It has been cold lately. Not the bone hurting cold that I’ve seen in the past working in Alaska, but a damp, relentless chill. The kind that makes your hands and feet hurt when you are just sitting around. And I have been doing a lot of that lately. Sitting in front of a computer screen, plugging away at my day. The beginning of winter tends to be like this. Just enough warm days to make you want to hole up indoors on the rest of them. And once that habit starts, it is hard to break. But I finally got myself to go outside.
When my son was quite young, he was enrolled in a preschool about a 20-minute drive away. It also happened to be located close to some great trails, perfect for an hour or two hike before getting the sedentary part of my day started. I would head up there with the dog, sun, rain, snow or cold, 3 days a week. Then he started school on a regular schedule an easy walk from the house, and I stopped hiking regularly. During most of the winter it would be on snowshoes. And that was my goal today. Get out and hit the trails in the snow, drag the dogs up the mountain and work up a good sweat. Check, check and check. A three-mile loop to 1300’ on Mount Megunticook, to a rocky overlook of the lake of the same name, all frozen in splendor. As I went up the footprints dwindled. Only one person and their dog had taken the scenic trail fork, and once I got to the ridge trail turnoff, I was alone in virgin powder. Up to this point the snowshoes had seemed overkill, but they paid dividends now.

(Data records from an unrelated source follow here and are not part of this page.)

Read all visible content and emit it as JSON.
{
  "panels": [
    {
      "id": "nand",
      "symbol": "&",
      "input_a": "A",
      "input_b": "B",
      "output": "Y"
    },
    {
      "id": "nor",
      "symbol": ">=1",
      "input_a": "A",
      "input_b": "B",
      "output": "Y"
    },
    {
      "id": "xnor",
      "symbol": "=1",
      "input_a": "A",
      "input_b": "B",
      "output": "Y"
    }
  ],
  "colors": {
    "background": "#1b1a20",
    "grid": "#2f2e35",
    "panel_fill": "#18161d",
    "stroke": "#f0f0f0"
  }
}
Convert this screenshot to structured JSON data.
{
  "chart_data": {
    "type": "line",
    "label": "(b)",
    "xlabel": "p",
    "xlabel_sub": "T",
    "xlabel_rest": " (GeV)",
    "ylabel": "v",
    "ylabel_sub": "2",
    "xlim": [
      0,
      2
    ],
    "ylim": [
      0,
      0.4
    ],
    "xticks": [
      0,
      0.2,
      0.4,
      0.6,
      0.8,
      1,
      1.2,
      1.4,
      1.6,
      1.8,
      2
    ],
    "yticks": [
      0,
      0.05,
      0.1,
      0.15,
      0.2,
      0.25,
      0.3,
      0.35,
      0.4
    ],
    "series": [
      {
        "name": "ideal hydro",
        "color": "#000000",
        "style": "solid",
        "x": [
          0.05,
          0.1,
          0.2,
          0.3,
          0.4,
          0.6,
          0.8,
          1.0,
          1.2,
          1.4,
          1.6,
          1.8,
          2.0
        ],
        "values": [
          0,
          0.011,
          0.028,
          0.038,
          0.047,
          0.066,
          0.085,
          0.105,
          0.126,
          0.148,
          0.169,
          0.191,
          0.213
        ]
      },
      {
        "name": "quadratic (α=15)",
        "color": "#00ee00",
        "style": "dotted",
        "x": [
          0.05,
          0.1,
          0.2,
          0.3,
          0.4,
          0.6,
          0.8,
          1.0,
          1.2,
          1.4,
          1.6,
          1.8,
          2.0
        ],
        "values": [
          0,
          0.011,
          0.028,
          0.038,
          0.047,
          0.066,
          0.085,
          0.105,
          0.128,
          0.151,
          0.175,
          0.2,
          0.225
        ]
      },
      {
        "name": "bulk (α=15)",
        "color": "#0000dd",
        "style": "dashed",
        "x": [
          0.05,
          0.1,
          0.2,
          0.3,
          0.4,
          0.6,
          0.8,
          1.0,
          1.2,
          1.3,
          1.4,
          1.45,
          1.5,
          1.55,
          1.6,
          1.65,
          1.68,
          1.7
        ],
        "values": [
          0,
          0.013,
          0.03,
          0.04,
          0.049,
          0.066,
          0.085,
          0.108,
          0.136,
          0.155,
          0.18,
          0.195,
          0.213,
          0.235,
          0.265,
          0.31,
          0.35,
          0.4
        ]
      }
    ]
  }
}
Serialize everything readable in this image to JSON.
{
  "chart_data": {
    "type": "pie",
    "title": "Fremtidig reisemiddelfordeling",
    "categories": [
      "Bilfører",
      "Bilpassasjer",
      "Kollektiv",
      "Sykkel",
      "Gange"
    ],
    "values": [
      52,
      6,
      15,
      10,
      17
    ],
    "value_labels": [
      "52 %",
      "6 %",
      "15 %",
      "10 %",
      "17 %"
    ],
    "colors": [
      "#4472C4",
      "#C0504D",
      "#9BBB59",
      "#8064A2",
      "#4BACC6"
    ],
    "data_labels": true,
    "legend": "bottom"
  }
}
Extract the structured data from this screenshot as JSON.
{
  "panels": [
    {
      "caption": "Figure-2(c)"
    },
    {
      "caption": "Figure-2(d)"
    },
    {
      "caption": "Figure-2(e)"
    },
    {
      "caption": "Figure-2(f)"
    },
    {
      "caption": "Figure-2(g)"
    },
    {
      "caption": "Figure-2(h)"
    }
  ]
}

The mix of deep powder and sheer ice on the ridge would have been treacherous without them. The trail down from there to Maiden’s cliff was a slipping and sliding adventure. At a jog most of the way, there were a few spots of “sit down and slide,” once with a dog sitting on my snowshoes as we tobogganed downhill. All in all, it reminded me that getting outside is always the right choice, no matter what the weather is doing.